Model does not run with VLLM
I try to run the starter code that you all gave in the models readme but it seems it is not loaded into memory why might this be.
This is my output it gets stuck at this point and does not load the model into memory:
INFO 12-17 07:38:41 config.py:1020] Defaulting to use mp for distributed inference
WARNING 12-17 07:38:41 arg_utils.py:1023] The model has a long context length (131072). This may cause OOM errors during the initial memory profiling phase, or result in low performance due to small KV cache space. Consider setting --max-model-len to a smaller value.
WARNING 12-17 07:38:41 config.py:503] To see benefits of async output processing, enable CUDA graph. Since, enforce-eager is enabled, async output processor cannot be used
INFO 12-17 07:38:41 llm_engine.py:249] Initializing an LLM engine (v0.6.4.post1) with config: model='neuralmagic/Llama-3.2-90B-Vision-Instruct-FP8-dynamic', speculative_config=None, tokenizer='neuralmagic/Llama-3.2-90B-Vision-Instruct-FP8-dynamic', skip_tokenizer_init=False, tokenizer_mode=auto, revision=None, override_neuron_config=None, tokenizer_revision=None, trust_remote_code=False, dtype=torch.bfloat16, max_seq_len=131072, download_dir=None, load_format=LoadFormat.AUTO, tensor_parallel_size=2, pipeline_parallel_size=1, disable_custom_all_reduce=False, quantization=compressed-tensors, enforce_eager=True, kv_cache_dtype=auto, quantization_param_path=None, device_config=cuda, decoding_config=DecodingConfig(guided_decoding_backend='outlines'), observability_config=ObservabilityConfig(otlp_traces_endpoint=None, collect_model_forward_time=False, collect_model_execute_time=False), seed=0, served_model_name=neuralmagic/Llama-3.2-90B-Vision-Instruct-FP8-dynamic, num_scheduler_steps=1, chunked_prefill_enabled=False multi_step_stream_outputs=True, enable_prefix_caching=False, use_async_output_proc=False, use_cached_outputs=False, chat_template_text_format=string, mm_processor_kwargs=None, pooler_config=None)

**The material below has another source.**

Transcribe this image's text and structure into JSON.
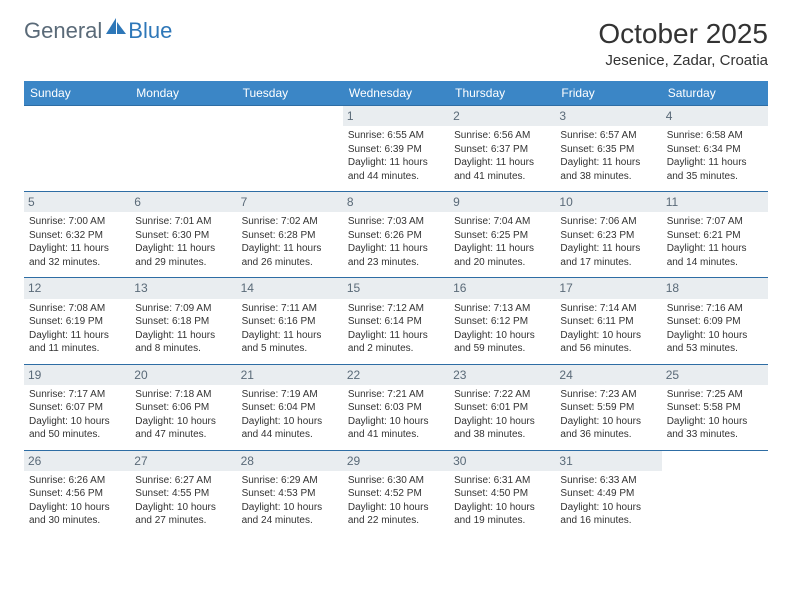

WARNING 12-17 07:38:41 multiproc_gpu_executor.py:56] Reducing Torch parallelism from 32 threads to 1 to avoid unnecessary CPU contention. Set OMP_NUM_THREADS in the external environment to tune this value as needed.
INFO 12-17 07:38:41 custom_cache_manager.py:17] Setting Triton cache manager to: vllm.triton_utils.custom_cache_manager:CustomCacheManager
INFO 12-17 07:38:42 selector.py:135] Using Flash Attention backend.
(VllmWorkerProcess pid=252259) INFO 12-17 07:38:42 selector.py:135] Using Flash Attention backend.
(VllmWorkerProcess pid=252259) INFO 12-17 07:38:42 multiproc_worker_utils.py:215] Worker ready; awaiting tasks
(VllmWorkerProcess pid=252259) INFO 12-17 07:38:42 utils.py:961] Found nccl from library libnccl.so.2
INFO 12-17 07:38:42 utils.py:961] Found nccl from library libnccl.so.2
(VllmWorkerProcess pid=252259) INFO 12-17 07:38:42 pynccl.py:69] vLLM is using nccl==2.21.5
INFO 12-17 07:38:42 pynccl.py:69] vLLM is using nccl==2.21.5
What GPUs are you using? For the command in the README, we tested on 4xH100
vllm serve neuralmagic/Llama-3.2-90B-Vision-Instruct-FP8-dynamic --enforce-eager --max-num-seqs 16 --tensor-parallel-size 4
Maybe you could fit on smaller GPUs by decreasing --max-num-seqs
or using a smaller --max-model-len
like the warning says.
I have 2x A100 one with 40GB VRAM and one with 80GB but it seems whenever I pass in the tensor parallel size parameter the output gets stuck, I have modified both max-num-seqs and max-model-len to see if it helps but for some reason the parallelization argument is causing issues?